ECLI:NL:GHARN:2011:BS1114
Gerechtshof Arnhem
- Raadkamer
- G. Mintjes
- R. van den Heuvel
- G.C. Gillissen
- Rechtspraak.nl
Beslissing over klaagschrift inzake sepot van strafvervolging door het openbaar ministerie
Op 22 februari 2011 ontving het Gerechtshof Arnhem een klaagschrift van klager tegen de beslissing van de officier van justitie te Almelo om geen strafvervolging in te stellen tegen beklaagden.

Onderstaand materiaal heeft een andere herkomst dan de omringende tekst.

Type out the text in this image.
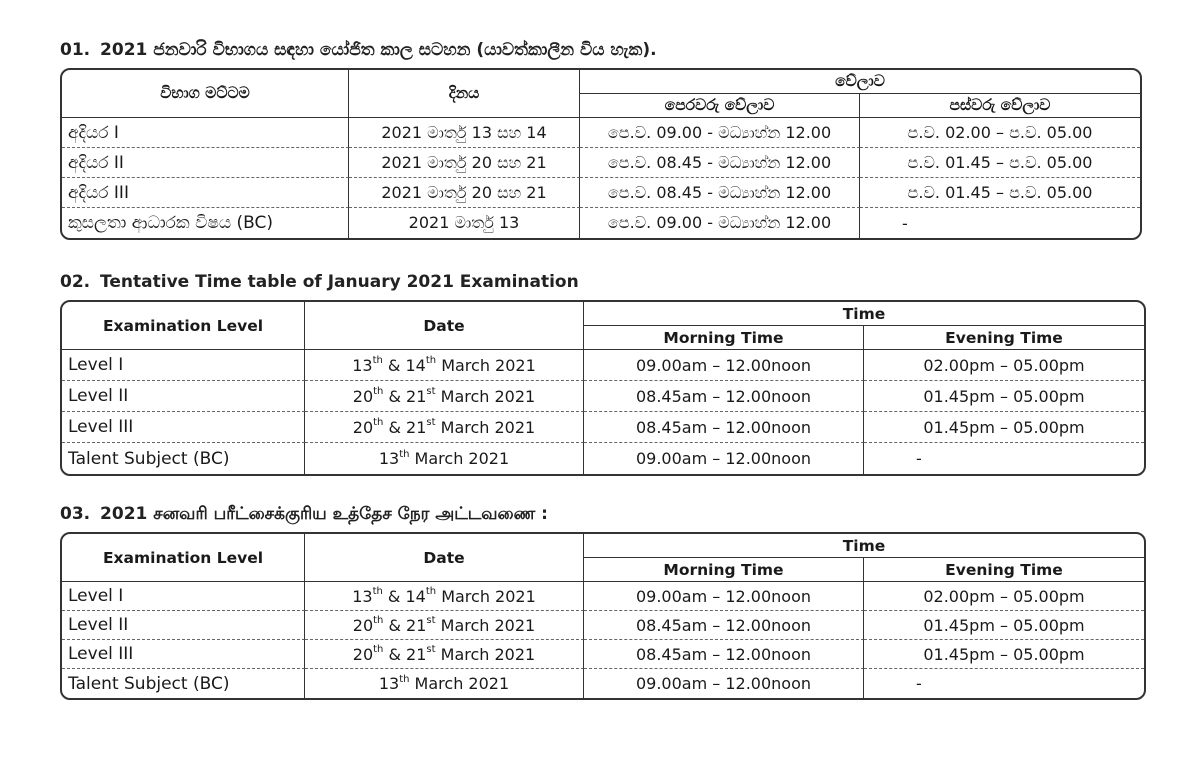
01. 2021 ජනවාරි විභාගය සඳහා යෝජිත කාල සටහන (යාවත්කාලීන විය හැක).
විභාග මට්ටම	දිනය	වේලාව	
		පෙරවරු වේලාව	පස්වරු වේලාව
අදියර I	2021 මාර්තු 13 සහ 14	පෙ.ව. 09.00 - මධ්‍යාහ්න 12.00	ප.ව. 02.00 – ප.ව. 05.00
අදියර II	2021 මාර්තු 20 සහ 21	පෙ.ව. 08.45 - මධ්‍යාහ්න 12.00	ප.ව. 01.45 – ප.ව. 05.00
අදියර III	2021 මාර්තු 20 සහ 21	පෙ.ව. 08.45 - මධ්‍යාහ්න 12.00	ප.ව. 01.45 – ප.ව. 05.00
කුසලතා ආධාරක විෂය (BC)	2021 මාර්තු 13	පෙ.ව. 09.00 - මධ්‍යාහ්න 12.00	-
02. Tentative Time table of January 2021 Examination
Examination Level	Date	Time	
		Morning Time	Evening Time
Level I	13th & 14th March 2021	09.00am – 12.00noon	02.00pm – 05.00pm
Level II	20th & 21st March 2021	08.45am – 12.00noon	01.45pm – 05.00pm
Level III	20th & 21st March 2021	08.45am – 12.00noon	01.45pm – 05.00pm
Talent Subject (BC)	13th March 2021	09.00am – 12.00noon	-
03. 2021 சனவரி பரீட்சைக்குரிய உத்தேச நேர அட்டவணை :
Examination Level	Date	Time	
		Morning Time	Evening Time
Level I	13th & 14th March 2021	09.00am – 12.00noon	02.00pm – 05.00pm
Level II	20th & 21st March 2021	08.45am – 12.00noon	01.45pm – 05.00pm
Level III	20th & 21st March 2021	08.45am – 12.00noon	01.45pm – 05.00pm
Talent Subject (BC)	13th March 2021	09.00am – 12.00noon	-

Het hof heeft kennisgenomen van relevante documenten, waaronder een ambtsbericht van de hoofdofficier van justitie en een verslag van de advocaat-generaal. Klager werd als rechtstreeks belanghebbende beschouwd en was ontvankelijk in zijn beklag. Het hof constateerde dat er sinds november 2006 diverse aangiften tegen beklaagde [naam beklaagde 1] waren gedaan, wat leidde tot het strafrechtelijk onderzoek “Peugeot”. Dit onderzoek vertoonde echter ernstige tekortkomingen, waaronder onduidelijkheid over de strafvorderlijke grondslagen en het ontbreken van proces-verbaal bij opsporingshandelingen, wat in strijd was met artikel 152 van het Wetboek van Strafvordering. Op 19 mei 2010 besloot de rechercheofficier dat het onderzoek “Peugeot” niet meer voortgezet zou worden vanwege onherstelbare fouten.
Vervolgens werd er een nieuw onderzoek, “Ellia”, gestart, maar ook dit onderzoek bleek besmet met informatie uit het eerdere onderzoek “Peugeot”. De zaaksofficier van justitie concludeerde dat de informatie uit “Peugeot” onrechtmatig was verkregen en dat dit de bruikbaarheid van het bewijs in het nieuwe onderzoek aantastte. Het hof oordeelde dat er geen aanleiding was voor nader onderzoek, omdat de resultaten van het onderzoek “Ellia” niet meer bruikbaar waren. De beslissing van de officier van justitie om de zaken tegen beklaagden te seponeren werd door het hof billijk geacht, hoewel het hof betreurde dat het openbaar ministerie niet de nodige aandacht aan het vervolgonderzoek had besteed. Uiteindelijk werd het beklag ongegrond verklaard en werd besloten het beklag af te wijzen.